Consistency, unanimity, and the Borda rule in social ranking

TL;DR

This paper introduces a new Borda-type social ranking solution that evaluates individual competence based on properties like consistency, unanimity, neutrality, and independence of perfunctory participation within social choice theory.

Contribution

It characterizes a novel Borda-based social ranking solution satisfying key properties and extends the framework of social ranking with a new, theoretically grounded method.

Findings

Characterized a Borda-type social ranking solution with key properties.

Proposed a new social ranking method based on Borda rule.

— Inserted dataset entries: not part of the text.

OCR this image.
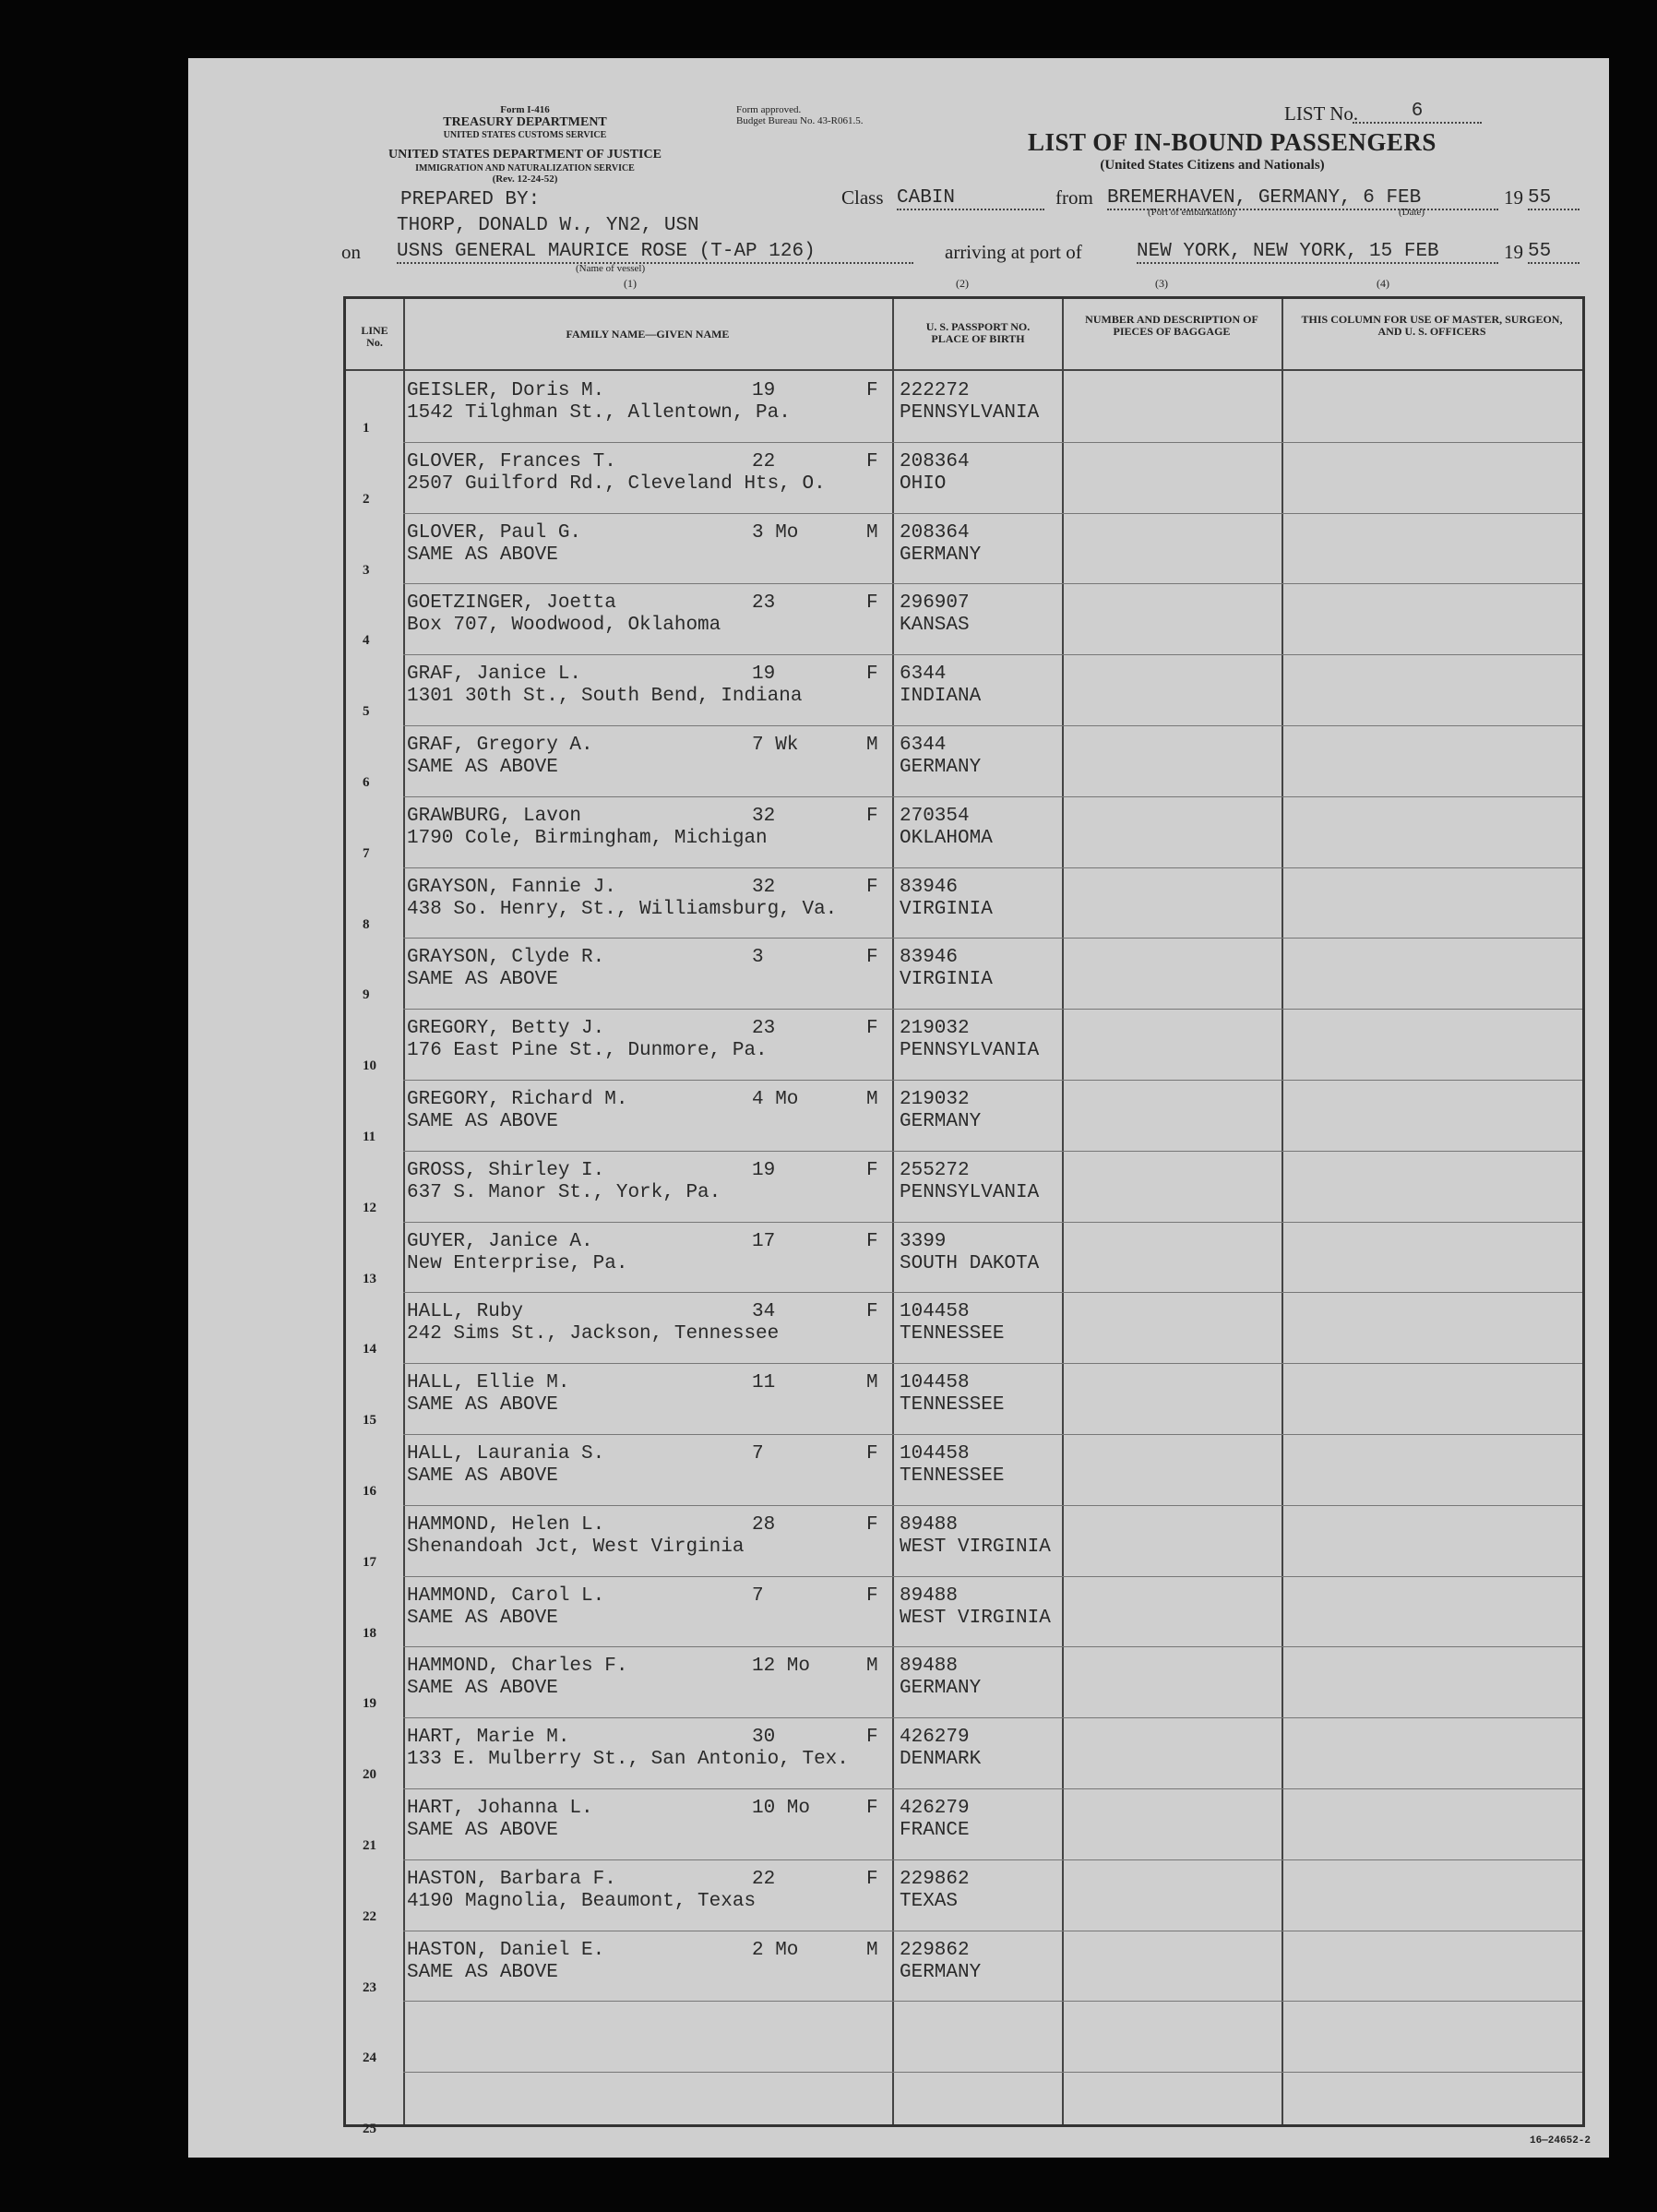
Form I-416
TREASURY DEPARTMENT
UNITED STATES CUSTOMS SERVICE
UNITED STATES DEPARTMENT OF JUSTICE
IMMIGRATION AND NATURALIZATION SERVICE
(Rev. 12-24-52)
Form approved.
Budget Bureau No. 43-R061.5.	LIST No.	6
LIST OF IN-BOUND PASSENGERS
(United States Citizens and Nationals)
PREPARED BY:
THORP, DONALD W., YN2, USN
Class CABIN	from BREMERHAVEN, GERMANY, 6 FEB	19 55
(Port of embarkation)	(Date)
on USNS GENERAL MAURICE ROSE (T-AP 126)
(Name of vessel)
arriving at port of	NEW YORK, NEW YORK, 15 FEB	19 55
(1)	(2)	(3)	(4)
LINE No.
FAMILY NAME—GIVEN NAME
U. S. PASSPORT NO. PLACE OF BIRTH
NUMBER AND DESCRIPTION OF PIECES OF BAGGAGE
THIS COLUMN FOR USE OF MASTER, SURGEON, AND U. S. OFFICERS
1
GEISLER, Doris M.	19	F
1542 Tilghman St., Allentown, Pa.
222272
PENNSYLVANIA
2
GLOVER, Frances T.	22	F
2507 Guilford Rd., Cleveland Hts, O.
208364
OHIO
3
GLOVER, Paul G.	3 Mo	M
SAME AS ABOVE
208364
GERMANY
4
GOETZINGER, Joetta	23	F
Box 707, Woodwood, Oklahoma
296907
KANSAS
5
GRAF, Janice L.	19	F
1301 30th St., South Bend, Indiana
6344
INDIANA
6
GRAF, Gregory A.	7 Wk	M
SAME AS ABOVE
6344
GERMANY
7
GRAWBURG, Lavon	32	F
1790 Cole, Birmingham, Michigan
270354
OKLAHOMA
8
GRAYSON, Fannie J.	32	F
438 So. Henry, St., Williamsburg, Va.
83946
VIRGINIA
9
GRAYSON, Clyde R.	3	F
SAME AS ABOVE
83946
VIRGINIA
10
GREGORY, Betty J.	23	F
176 East Pine St., Dunmore, Pa.
219032
PENNSYLVANIA
11
GREGORY, Richard M.	4 Mo	M
SAME AS ABOVE
219032
GERMANY
12
GROSS, Shirley I.	19	F
637 S. Manor St., York, Pa.
255272
PENNSYLVANIA
13
GUYER, Janice A.	17	F
New Enterprise, Pa.
3399
SOUTH DAKOTA
14
HALL, Ruby	34	F
242 Sims St., Jackson, Tennessee
104458
TENNESSEE
15
HALL, Ellie M.	11	M
SAME AS ABOVE
104458
TENNESSEE
16
HALL, Laurania S.	7	F
SAME AS ABOVE
104458
TENNESSEE
17
HAMMOND, Helen L.	28	F
Shenandoah Jct, West Virginia
89488
WEST VIRGINIA
18
HAMMOND, Carol L.	7	F
SAME AS ABOVE
89488
WEST VIRGINIA
19
HAMMOND, Charles F.	12 Mo	M
SAME AS ABOVE
89488
GERMANY
20
HART, Marie M.	30	F
133 E. Mulberry St., San Antonio, Tex.
426279
DENMARK
21
HART, Johanna L.	10 Mo	F
SAME AS ABOVE
426279
FRANCE
22
HASTON, Barbara F.	22	F
4190 Magnolia, Beaumont, Texas
229862
TEXAS
23
HASTON, Daniel E.	2 Mo	M
SAME AS ABOVE
229862
GERMANY
24
25
16—24652-2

Ensured the solution's neutrality and independence of perfunctory participation.

Abstract

The social ranking is a recently proposed framework for evaluating the power of individuals according to the performance ranking of their coalitions. Although its origin can be traced to the classical power indices in simple games, social ranking approaches carry out this evaluation within the ordinal framework of social choice theory. This article introduces the Borda rule into social ranking. Specifically, we focus on two essential properties of the Borda rule--consistency and closeness to unanimity--and investigate the social ranking solutions (SRSs) satisfying these properties. Among several possible definitions of the Borda rule as an SRS, we characterize one of such solutions by (a weak version of) consistency, closeness to unanimity (under the linear and symmetric domain), neutrality (i.e., names of the individuals do not matter), and independence of perfunctory participation (i.e., adding a perfunctory coalition into the worst class of the coalitional ranking does not affect the social ranking). We therefore propose a new Borda-type SRS for evaluating the competence of individuals in coalitional contexts.